Wouw! Jual Nasi Goreng Sambil Dagang Sabu, Residivis Dibekuk di Medan

‎Medan, kompastalk.co Satuan Reserse Narkoba Polrestabes Medan menangkap seorang penjual nasi goreng berinisial HI (44) yang diduga mengedarkan narkotika jenis sabu di warungnya di Jalan Tuasan, Kecamatan Medan Tembung, Kota Medan.


‎HI ditangkap Tim 7 Unit 2 Satuan Resnarkoba Polrestabes Medan pada Rabu (9/9/2026) malam.
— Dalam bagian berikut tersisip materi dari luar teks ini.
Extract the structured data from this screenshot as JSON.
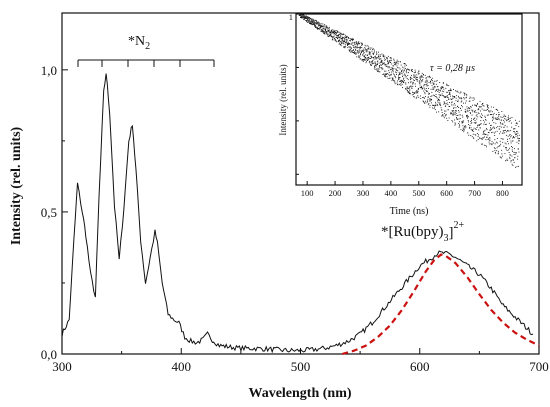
{
  "chart_data": [
    {
      "type": "line",
      "xlabel": "Wavelength (nm)",
      "ylabel": "Intensity (rel. units)",
      "xlim": [
        300,
        700
      ],
      "ylim": [
        0,
        1.2
      ],
      "x_ticks": [
        "300",
        "400",
        "500",
        "600",
        "700"
      ],
      "y_ticks": [
        "0,0",
        "0,5",
        "1,0"
      ],
      "grid": false,
      "series": [
        {
          "color": "#111111",
          "style": "solid",
          "points": [
            [
              300,
              0.07
            ],
            [
              306,
              0.12
            ],
            [
              310,
              0.4
            ],
            [
              313,
              0.6
            ],
            [
              317,
              0.5
            ],
            [
              320,
              0.42
            ],
            [
              324,
              0.28
            ],
            [
              328,
              0.2
            ],
            [
              331,
              0.55
            ],
            [
              335,
              0.92
            ],
            [
              337,
              0.99
            ],
            [
              340,
              0.85
            ],
            [
              344,
              0.52
            ],
            [
              348,
              0.33
            ],
            [
              352,
              0.52
            ],
            [
              356,
              0.75
            ],
            [
              359,
              0.81
            ],
            [
              362,
              0.65
            ],
            [
              366,
              0.4
            ],
            [
              370,
              0.25
            ],
            [
              374,
              0.34
            ],
            [
              378,
              0.43
            ],
            [
              380,
              0.39
            ],
            [
              384,
              0.25
            ],
            [
              389,
              0.14
            ],
            [
              394,
              0.12
            ],
            [
              398,
              0.11
            ],
            [
              403,
              0.06
            ],
            [
              408,
              0.045
            ],
            [
              413,
              0.04
            ],
            [
              418,
              0.05
            ],
            [
              422,
              0.07
            ],
            [
              426,
              0.05
            ],
            [
              432,
              0.03
            ],
            [
              440,
              0.025
            ],
            [
              450,
              0.02
            ],
            [
              460,
              0.02
            ],
            [
              470,
              0.018
            ],
            [
              480,
              0.015
            ],
            [
              490,
              0.012
            ],
            [
              500,
              0.012
            ],
            [
              510,
              0.015
            ],
            [
              520,
              0.02
            ],
            [
              530,
              0.03
            ],
            [
              540,
              0.045
            ],
            [
              550,
              0.07
            ],
            [
              560,
              0.11
            ],
            [
              570,
              0.16
            ],
            [
              580,
              0.21
            ],
            [
              590,
              0.26
            ],
            [
              600,
              0.31
            ],
            [
              610,
              0.34
            ],
            [
              615,
              0.355
            ],
            [
              620,
              0.355
            ],
            [
              625,
              0.35
            ],
            [
              630,
              0.34
            ],
            [
              640,
              0.31
            ],
            [
              650,
              0.28
            ],
            [
              660,
              0.23
            ],
            [
              670,
              0.17
            ],
            [
              680,
              0.13
            ],
            [
              690,
              0.09
            ],
            [
              695,
              0.07
            ]
          ]
        },
        {
          "color": "#cc1111",
          "style": "dashed",
          "points": [
            [
              535,
              0.0
            ],
            [
              545,
              0.012
            ],
            [
              555,
              0.03
            ],
            [
              565,
              0.06
            ],
            [
              575,
              0.1
            ],
            [
              585,
              0.155
            ],
            [
              595,
              0.22
            ],
            [
              605,
              0.29
            ],
            [
              612,
              0.33
            ],
            [
              618,
              0.35
            ],
            [
              622,
              0.345
            ],
            [
              630,
              0.32
            ],
            [
              640,
              0.27
            ],
            [
              650,
              0.21
            ],
            [
              660,
              0.155
            ],
            [
              670,
              0.11
            ],
            [
              680,
              0.075
            ],
            [
              690,
              0.05
            ],
            [
              700,
              0.03
            ]
          ]
        }
      ]
    },
    {
      "type": "scatter",
      "xlabel": "Time (ns)",
      "ylabel": "Intensity (rel. units)",
      "xlim": [
        60,
        870
      ],
      "ylim_log": [
        -1.6,
        0
      ],
      "x_ticks": [
        "100",
        "200",
        "300",
        "400",
        "500",
        "600",
        "700",
        "800"
      ],
      "y_ticks": [
        "1"
      ],
      "grid": false,
      "series": [
        {
          "color": "#111111",
          "start_intensity": 1.0,
          "slope_log10_per_ns": -0.00155,
          "start_time": 70,
          "end_time": 860
        }
      ]
    }
  ],
  "annotations": {
    "n2_label": "*N",
    "n2_sub": "2",
    "ru_label": "*[Ru(bpy)",
    "ru_sub": "3",
    "ru_sup": "2+",
    "tau_label": "τ = 0,28 µs"
  }
}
Dari tangan tersangka, polisi menyita satu paket sabu yang disebut siap edar.


‎Kasat Resnarkoba Polrestabes Medan AKBP Rafli Yusuf Nugraha mengatakan, penangkapan tersebut berawal dari informasi masyarakat mengenai dugaan aktivitas peredaran narkoba di warung nasi goreng milik HI.


‎”Pelaku diringkus Tim 7 Unit 2 Satuan Resnarkoba Polrestabes Medan di warung nasi gorengnya. Pelaku sehari-hari menjual nasi goreng di lokasi penangkapan,” kata Rafli, Rabu (16/9/2026).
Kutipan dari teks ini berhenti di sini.